Researchers from the University of Leeds say that beta blockers are best used when patients suffer a heart attack and heart failure, a complication from the event that damages heart muscle and stops it from functioning properly. However, their findings show that the vast majority of patients who did not suffer from heart failure were given the medicines anyway, and that it did not improve patient outcomes.
"There is uncertainty in the evidence as to the benefit of beta-blockers for patients with heart attack and who do not have heart failure. This study suggests that there may be no mortality advantage associated with the prescription of beta-blockers for patients with heart attack and no heart failure,” said Chris Gale, a consultant cardiologist and professor of cardiovascular medicine at the University of Leeds.
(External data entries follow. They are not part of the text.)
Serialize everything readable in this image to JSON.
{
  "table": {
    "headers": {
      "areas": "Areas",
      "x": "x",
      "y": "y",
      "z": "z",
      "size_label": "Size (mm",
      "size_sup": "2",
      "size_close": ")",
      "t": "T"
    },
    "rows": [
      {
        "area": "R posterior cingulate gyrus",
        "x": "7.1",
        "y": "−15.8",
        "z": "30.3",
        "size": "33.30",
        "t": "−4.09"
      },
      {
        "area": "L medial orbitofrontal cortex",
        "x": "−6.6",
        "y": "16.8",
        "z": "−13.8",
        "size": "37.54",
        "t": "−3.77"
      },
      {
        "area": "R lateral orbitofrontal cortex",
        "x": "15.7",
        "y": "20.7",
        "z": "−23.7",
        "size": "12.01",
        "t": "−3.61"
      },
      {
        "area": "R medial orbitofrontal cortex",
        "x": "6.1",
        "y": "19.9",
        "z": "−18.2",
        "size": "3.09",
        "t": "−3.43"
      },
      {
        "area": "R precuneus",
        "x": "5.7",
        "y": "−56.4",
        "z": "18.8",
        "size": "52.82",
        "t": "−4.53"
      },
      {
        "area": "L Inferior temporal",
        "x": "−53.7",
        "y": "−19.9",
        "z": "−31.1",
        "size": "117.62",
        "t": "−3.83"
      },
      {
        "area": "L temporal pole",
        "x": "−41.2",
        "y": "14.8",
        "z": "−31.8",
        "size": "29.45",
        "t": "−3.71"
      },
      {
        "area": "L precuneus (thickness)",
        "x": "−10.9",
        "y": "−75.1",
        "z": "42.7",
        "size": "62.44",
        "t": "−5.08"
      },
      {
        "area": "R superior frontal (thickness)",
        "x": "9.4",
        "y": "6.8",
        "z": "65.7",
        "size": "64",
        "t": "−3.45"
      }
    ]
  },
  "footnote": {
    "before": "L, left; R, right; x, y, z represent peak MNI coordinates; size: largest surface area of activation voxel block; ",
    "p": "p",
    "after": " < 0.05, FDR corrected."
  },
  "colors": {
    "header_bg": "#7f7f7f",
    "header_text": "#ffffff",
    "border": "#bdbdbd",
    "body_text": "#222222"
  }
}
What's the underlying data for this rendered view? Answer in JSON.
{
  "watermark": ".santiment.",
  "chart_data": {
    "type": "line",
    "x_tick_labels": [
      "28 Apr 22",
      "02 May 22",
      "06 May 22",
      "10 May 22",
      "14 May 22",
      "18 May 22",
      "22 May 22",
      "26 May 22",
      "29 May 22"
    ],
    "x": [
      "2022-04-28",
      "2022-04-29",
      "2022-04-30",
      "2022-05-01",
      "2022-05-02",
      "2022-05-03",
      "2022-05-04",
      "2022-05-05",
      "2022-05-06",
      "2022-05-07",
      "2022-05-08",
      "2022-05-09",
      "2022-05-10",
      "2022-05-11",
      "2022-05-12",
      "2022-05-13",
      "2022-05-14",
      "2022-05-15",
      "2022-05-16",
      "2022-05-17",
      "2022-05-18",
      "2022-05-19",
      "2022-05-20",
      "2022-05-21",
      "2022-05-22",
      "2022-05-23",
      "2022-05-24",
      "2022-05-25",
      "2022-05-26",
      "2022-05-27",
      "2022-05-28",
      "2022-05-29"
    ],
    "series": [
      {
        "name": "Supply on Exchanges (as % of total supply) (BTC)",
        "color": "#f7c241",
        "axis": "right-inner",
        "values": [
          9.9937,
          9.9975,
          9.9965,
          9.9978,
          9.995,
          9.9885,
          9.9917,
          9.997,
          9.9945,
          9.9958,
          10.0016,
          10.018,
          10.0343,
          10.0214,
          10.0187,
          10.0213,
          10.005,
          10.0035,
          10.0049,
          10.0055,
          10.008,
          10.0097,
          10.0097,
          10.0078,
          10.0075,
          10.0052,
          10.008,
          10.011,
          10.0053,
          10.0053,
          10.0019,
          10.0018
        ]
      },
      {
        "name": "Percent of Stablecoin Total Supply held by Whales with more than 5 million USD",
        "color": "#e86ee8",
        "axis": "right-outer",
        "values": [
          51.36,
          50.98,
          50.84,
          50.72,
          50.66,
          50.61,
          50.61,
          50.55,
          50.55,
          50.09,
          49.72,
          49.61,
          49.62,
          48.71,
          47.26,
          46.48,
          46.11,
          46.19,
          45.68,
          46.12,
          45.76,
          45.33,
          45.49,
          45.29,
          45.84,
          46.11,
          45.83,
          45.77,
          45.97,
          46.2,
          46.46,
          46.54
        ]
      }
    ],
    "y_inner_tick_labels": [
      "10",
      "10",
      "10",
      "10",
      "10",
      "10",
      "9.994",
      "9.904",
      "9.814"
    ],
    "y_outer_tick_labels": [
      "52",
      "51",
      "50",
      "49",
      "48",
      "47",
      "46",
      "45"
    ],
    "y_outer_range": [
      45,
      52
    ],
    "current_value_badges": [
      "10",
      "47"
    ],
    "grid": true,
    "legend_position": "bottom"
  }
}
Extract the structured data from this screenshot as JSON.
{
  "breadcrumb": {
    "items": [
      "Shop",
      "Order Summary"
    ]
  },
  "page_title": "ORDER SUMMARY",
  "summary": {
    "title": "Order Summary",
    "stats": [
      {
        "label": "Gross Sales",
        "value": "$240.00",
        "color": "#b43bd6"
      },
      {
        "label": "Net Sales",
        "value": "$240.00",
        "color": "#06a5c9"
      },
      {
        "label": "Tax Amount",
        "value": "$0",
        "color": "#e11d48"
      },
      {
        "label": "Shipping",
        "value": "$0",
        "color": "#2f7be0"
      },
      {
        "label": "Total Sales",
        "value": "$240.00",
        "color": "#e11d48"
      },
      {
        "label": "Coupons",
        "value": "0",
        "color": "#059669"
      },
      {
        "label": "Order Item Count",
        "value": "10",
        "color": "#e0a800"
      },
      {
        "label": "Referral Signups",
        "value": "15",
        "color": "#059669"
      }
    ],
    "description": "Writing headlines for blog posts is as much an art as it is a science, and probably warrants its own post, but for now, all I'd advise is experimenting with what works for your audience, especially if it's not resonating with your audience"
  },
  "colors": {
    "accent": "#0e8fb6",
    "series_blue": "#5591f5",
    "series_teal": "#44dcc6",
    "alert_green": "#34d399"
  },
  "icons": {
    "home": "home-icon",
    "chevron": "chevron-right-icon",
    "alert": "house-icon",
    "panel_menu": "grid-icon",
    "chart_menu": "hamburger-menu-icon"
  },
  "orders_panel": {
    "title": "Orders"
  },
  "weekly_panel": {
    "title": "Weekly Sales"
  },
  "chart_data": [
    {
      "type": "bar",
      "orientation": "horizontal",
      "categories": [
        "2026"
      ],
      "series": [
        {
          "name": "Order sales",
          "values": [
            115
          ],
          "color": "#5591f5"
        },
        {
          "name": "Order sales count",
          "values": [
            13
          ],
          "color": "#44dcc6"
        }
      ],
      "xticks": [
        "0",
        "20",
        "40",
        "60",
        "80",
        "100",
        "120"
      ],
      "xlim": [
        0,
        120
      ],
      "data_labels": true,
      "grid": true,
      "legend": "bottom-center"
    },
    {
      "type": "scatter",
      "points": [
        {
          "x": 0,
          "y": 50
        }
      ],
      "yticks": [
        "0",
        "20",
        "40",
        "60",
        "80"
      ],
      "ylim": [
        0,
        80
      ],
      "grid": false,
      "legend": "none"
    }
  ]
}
The study analyzed anonymized data from over 179,000 patients who had a heart attack but did not suffer from heart failure. The researchers found that 95% of the sample were given beta blockers after their cardiac event, but that the mortality rate one year later was statistically similar between those who received the medicines and those who did not.
"If you look at the patients who had a heart attack but not heart failure -- there was no difference in survival rates between those who had been prescribed beta blockers and those that had not," said lead investigator Dr. Marlous Hall, a senior epidemiologist at the Leeds Institute of Cardiovascular and Metabolic Medicine.
The findings raise the question of whether beta blockers are over-prescribed or medically necessary for certain patients, since some people experience side effects such as dizziness and fatigue from taking them. The researchers say their next step will be to conduct a randomized, controlled trial to corroborate their results.
The full study has been published in the Journal of the American College of Cardiology.